Both laser-cooled atomic ions and neutral atoms in electromagnetic traps provide pristine quantum systems that can be engineered from the ground up to an unprecedented level of control. Atoms interacting with lasers offer unmatched coherence properties, deterministic entanglement generation and nearly perfect detection of individual quantum systems. In our lab we will use trapped ions and neutral atoms to assemble atom-by-atom quantum systems whose parameters can be tailored microscopically to investigate unexplored quantum many-body phenomena and tackle new ways of processing quantum information.
Trapped-Ion Quantum Simulator
Laser cooled trapped ions self-organize in Coulomb crystals with well-defined collective motional modes, which are used as quantum buses to process quantum information.

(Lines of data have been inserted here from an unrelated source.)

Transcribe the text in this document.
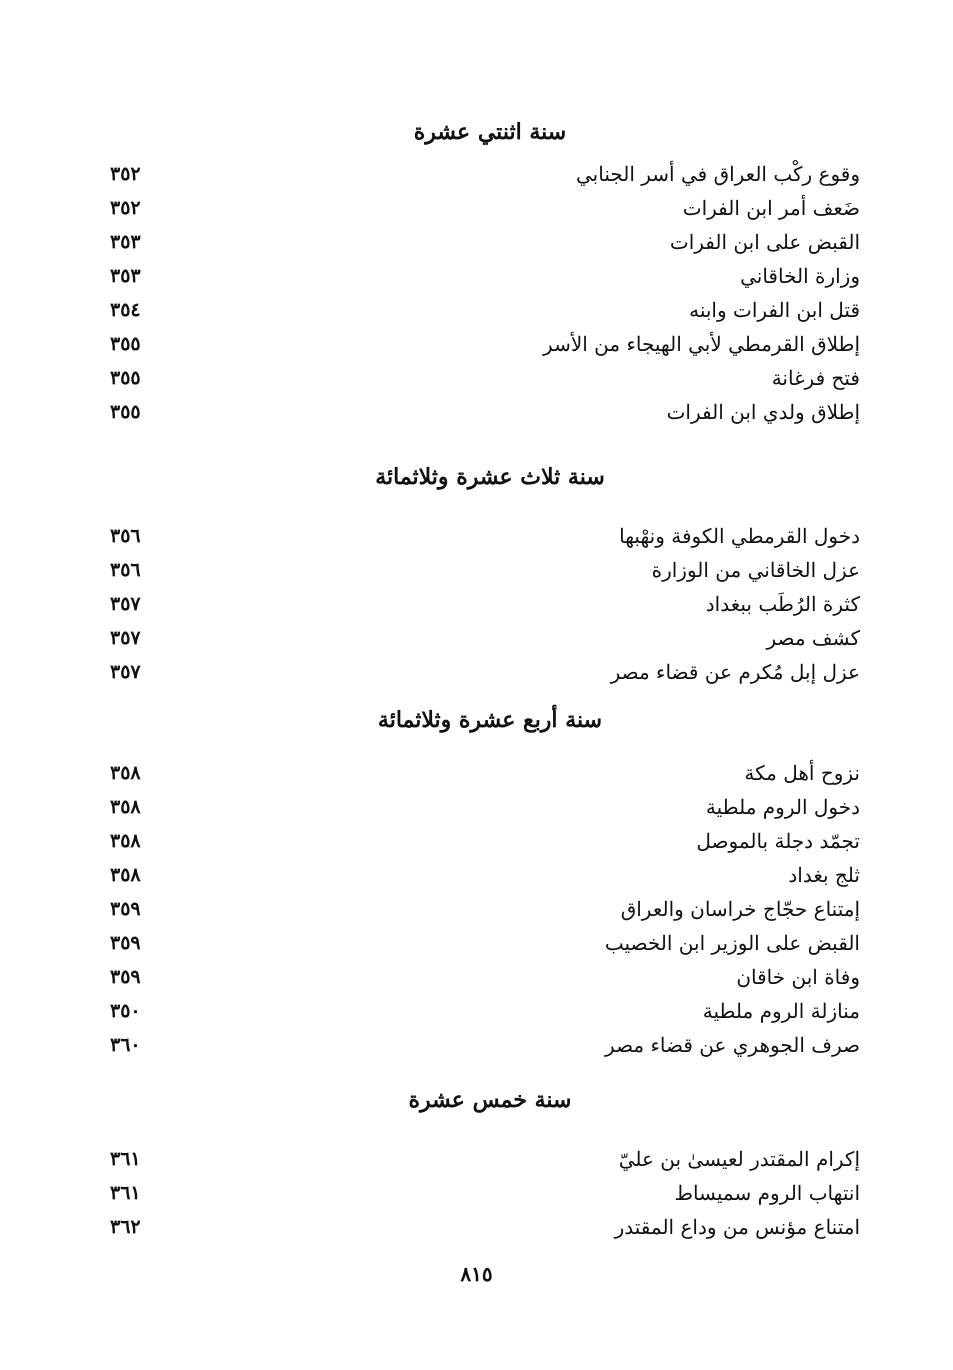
سنة اثنتي عشرة
وقوع ركْب العراق في أسر الجنابي
٣٥٢
ضَعف أمر ابن الفرات
٣٥٢
القبض على ابن الفرات
٣٥٣
وزارة الخاقاني
٣٥٣
قتل ابن الفرات وابنه
٣٥٤
إطلاق القرمطي لأبي الهيجاء من الأسر
٣٥٥
فتح فرغانة
٣٥٥
إطلاق ولدي ابن الفرات
٣٥٥
سنة ثلاث عشرة وثلاثمائة
دخول القرمطي الكوفة ونهْبها
٣٥٦
عزل الخاقاني من الوزارة
٣٥٦
كثرة الرُطَب ببغداد
٣٥٧
كشف مصر
٣٥٧
عزل إبل مُكرم عن قضاء مصر
٣٥٧
سنة أربع عشرة وثلاثمائة
نزوح أهل مكة
٣٥٨
دخول الروم ملطية
٣٥٨
تجمّد دجلة بالموصل
٣٥٨
ثلج بغداد
٣٥٨
إمتناع حجّاج خراسان والعراق
٣٥٩
القبض على الوزير ابن الخصيب
٣٥٩
وفاة ابن خاقان
٣٥٩
منازلة الروم ملطية
٣٥٠
صرف الجوهري عن قضاء مصر
٣٦٠
سنة خمس عشرة
إكرام المقتدر لعيسىٰ بن عليّ
٣٦١
انتهاب الروم سميساط
٣٦١
امتناع مؤنس من وداع المقتدر
٣٦٢
٨١٥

In an analog quantum simulator this gives rise to effective spin Hamiltonians where the spin degree of freedom is encoded in two atomic internal states. We aim to employ these systems to study spin Hamiltonians with long-range interactions in a regime where classical computers struggle to give exact predictions. Using individual addressing of pristine trapped-ion qubits allows to tailor both unitary and dissipative evolutions of many-body systems and opens up new exciting directions, including the realization of quantum spin glass models, the simulation of engineered open-quantum systems, the experimental realization of high energy physics models and many more…
Neutral Atoms in Optical Tweezers Arrays
Neutral atoms in optical tweezers can be detected and manipulated at the individual level by controlling the position and the intensity of the laser beams, allowing the realization of defect-free arrays in one-dimensional, two-dimensional and three-dimensional configurations. We aim to use two-electron atoms because of the simultaneous presence of nuclear and electronic degrees of freedom with exceptional coherence properties, which make these atomic species strong candidates for realizing scalable quantum computing architectures. Programmable tweezers arrays and two-electron atoms allow to combine high resolution in both the spatial and spectral domain opening new avenues for quantum information processing, ranging from Rydberg blockade to optically gated collisional interactions.